Ее дорога в Сибирь мало отличалась от той, что выпала на долю предшественницам. Разве что ехала она помедленнее – и усталость ее легче брала, она была старше значительно, чем Волконская или Нарышкина, да и лошади мчались не так ходко – ходкость эта дорого стоила. Встречали ее местные чиновники по большей части приветливо, она даже пыталась сообщить об этом в письме домой, но... получила замечание. На красноярского губернатора Степанова и без того уже летели в Петербург доносы, что-де благоволит он к сиятельным каторжникам и женам их, что пописывает сочинения всяческие, кто его знает, не противу ли?.. А тут жена государственного преступника расхваливает его в письме, которое не минует рук Бенкендорфа.

Поэтому он обращается к Юшневской, «прося... покорнейше заставить свое признательное, благородное сердце не упоминать моего имени ни в какой переписке».

У самого въезда в Петровский Завод Мария Казимировна догнала группу каторжников, завершающих переход из Читы.

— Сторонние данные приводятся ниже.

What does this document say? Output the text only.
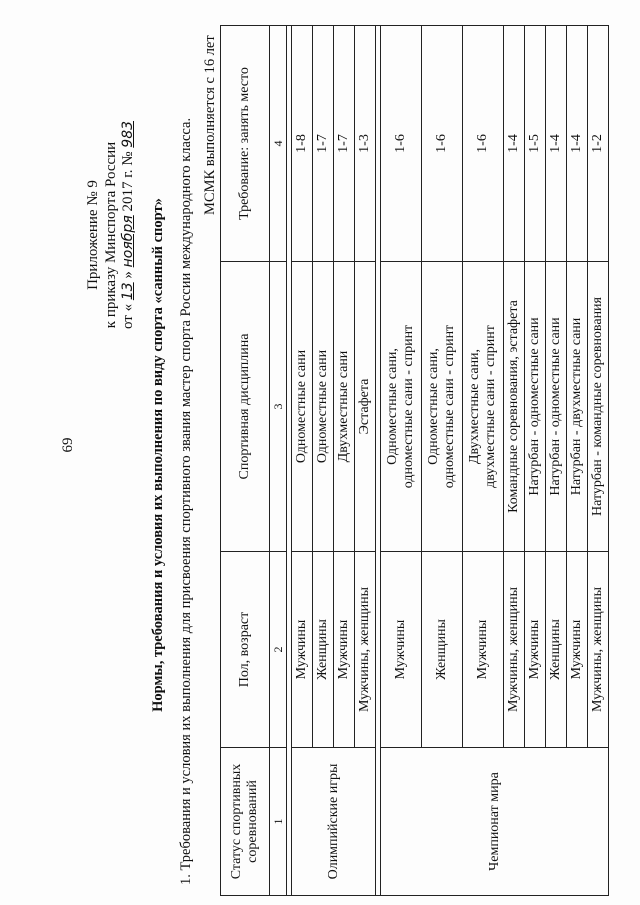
69
Приложение № 9 к приказу Минспорта России от « 13 » ноября 2017 г. № 983
Нормы, требования и условия их выполнения по виду спорта «санный спорт» 1. Требования и условия их выполнения для присвоения спортивного звания мастер спорта России международного класса. МСМК выполняется с 16 лет
Статус спортивных соревнований	Пол, возраст	Спортивная дисциплина	Требование: занять место
1	2	3	4

Олимпийские игры	Мужчины	Одноместные сани	1-8
	Женщины	Одноместные сани	1-7
	Мужчины	Двухместные сани	1-7
	Мужчины, женщины	Эстафета	1-3

Чемпионат мира	Мужчины	Одноместные сани, одноместные сани - спринт	1-6
	Женщины	Одноместные сани, одноместные сани - спринт	1-6
	Мужчины	Двухместные сани, двухместные сани - спринт	1-6
	Мужчины, женщины	Командные соревнования, эстафета	1-4
	Мужчины	Натурбан - одноместные сани	1-5
	Женщины	Натурбан - одноместные сани	1-4
	Мужчины	Натурбан - двухместные сани	1-4
	Мужчины, женщины	Натурбан - командные соревнования	1-2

«Ты знаешь мои средства, – пишет Мария Казимировна Семену Юшневскому уже из Петровска, – с какими я выехала из Москвы. Сюда приехав, я имела непредвиденные издержки. Алексей Петрович с другими своими товарищами переведен в Петровский Завод из Читы. Дорога сия продолжалась полтора месяца, и я должна была издерживать лишнее, имея людей с собой, которые от наводнения были раскиданы. Я спешила к мужу и пробиралась на лодке, чтобы скорей его увидеть, а человек мой жил долго, покуда ему была возможность приехать, на почтовой станции. Сюды приехав, хотя мне и дозволено жить вместе с моим мужем в его заточении, но невозможно не иметь квартиры, в которой живут мои люди, готовят нам есть и белье стирают. Я потому все подробности тебе говорю, чтобы ты видел, что мы не желаем (ничего? – М.С.) кроме необходимого. Для сего-то мы нанимали избушку, за которую в месяц платили 25 р. с. Расчев, что лучше купить избу, чем платить дорого за наем, мы решились, и я заплатила за избу мою 800 р. с, заняв деньги, но надо издержать непременно еще, по крайней мере, 400, чтобы возможно было жить в ней; посему ты можешь судить, как здесь дорого завести хозяйство».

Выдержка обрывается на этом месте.